There is always the possibilty it can cause an application to crash. (particullarly when gaming for 10+ hours ;) ) But for the most part I disable it on my machines.
 
if you disable the pagefile in any os using ntfs it will still write to the disk, the ntfs file system and most apps or games are dependant on it especially vista but if you disable it then the os will create one at the very end of your drive which is the absolute slowest part so the only thing you gain is increased read/write times thats why the have readyboost for vista, I always though disabling it would give me better perf too but when I did and then loaded up a game and check the taskmanage it was still using the same pagefile size that windows recommended and analyzing my drive with perfectdisk showed there was a pagefile at the very end
 
if you disable the pagefile in any os using ntfs it will still write to the disk, the ntfs file system and most apps or games are dependant on it especially vista but if you disable it then the os will create one at the very end of your drive which is the absolute slowest part so the only thing you gain is increased read/write times thats why the have readyboost for vista, I always though disabling it would give me better perf too but when I did and then loaded up a game and check the taskmanage it was still using the same pagefile size that windows recommended and analyzing my drive with perfectdisk showed there was a pagefile at the very end

No you are using taskmgr to analyze which is wrong. It is still broken in Vista and that is a common misconception. It showed a huge pagefile in XP too and that was obviously not the case. It is very easy. Try it and find out. You dont see a difference then it whats the point. You do see a differnce then do it. Everyones needs are different. Common misconceptions are certain prgorams need a pagefile... like photoshop..
not since PS6 has that been the case. Because PS makes its own pagefile. In fact it tells you if a pagefile is located on the same drive as its "scratch file" it could cause performance problems.
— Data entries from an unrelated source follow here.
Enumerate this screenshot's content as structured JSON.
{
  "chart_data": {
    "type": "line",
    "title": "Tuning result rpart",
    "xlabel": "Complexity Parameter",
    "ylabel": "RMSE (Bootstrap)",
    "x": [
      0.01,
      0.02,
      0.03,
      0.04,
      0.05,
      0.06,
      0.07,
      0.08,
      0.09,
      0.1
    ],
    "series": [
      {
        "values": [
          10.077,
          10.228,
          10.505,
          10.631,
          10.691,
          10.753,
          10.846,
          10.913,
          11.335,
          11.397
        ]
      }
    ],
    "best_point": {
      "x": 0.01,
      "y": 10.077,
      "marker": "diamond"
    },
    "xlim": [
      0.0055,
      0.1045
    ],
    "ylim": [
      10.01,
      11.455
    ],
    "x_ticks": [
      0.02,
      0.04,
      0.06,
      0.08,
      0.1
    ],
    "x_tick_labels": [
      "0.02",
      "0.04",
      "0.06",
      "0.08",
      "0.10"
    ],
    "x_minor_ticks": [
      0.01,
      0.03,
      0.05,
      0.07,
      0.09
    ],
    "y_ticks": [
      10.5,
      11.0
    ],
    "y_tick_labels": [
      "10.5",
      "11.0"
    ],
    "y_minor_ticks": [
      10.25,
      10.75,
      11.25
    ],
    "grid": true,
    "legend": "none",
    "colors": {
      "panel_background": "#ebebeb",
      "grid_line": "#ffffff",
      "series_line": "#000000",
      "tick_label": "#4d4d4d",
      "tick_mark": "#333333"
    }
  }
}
If you really think you need one or it will effect your Perf in some way... put it on a seperate drive. You at least get the benefit of full HDD access speed not sharing it with temps files. (although I personally in XP move all my temp/TMP and temporary internet files to a seperate HDD, havent done it with Vista yet...)
 
if you disable the pagefile in any os using ntfs it will still write to the disk, the ntfs file system and most apps or games are dependant on it especially vista but if you disable it then the os will create one at the very end of your drive which is the absolute slowest part so the only thing you gain is increased read/write times thats why the have readyboost for vista, I always though disabling it would give me better perf too but when I did and then loaded up a game and check the taskmanage it was still using the same pagefile size that windows recommended and analyzing my drive with perfectdisk showed there was a pagefile at the very end

I don't believe this disables the page file per se but just leaves more items in memory instead of moving them from memory to the page file which is multitudes slower. Whether this makes a noticeable difference will vary from person to person.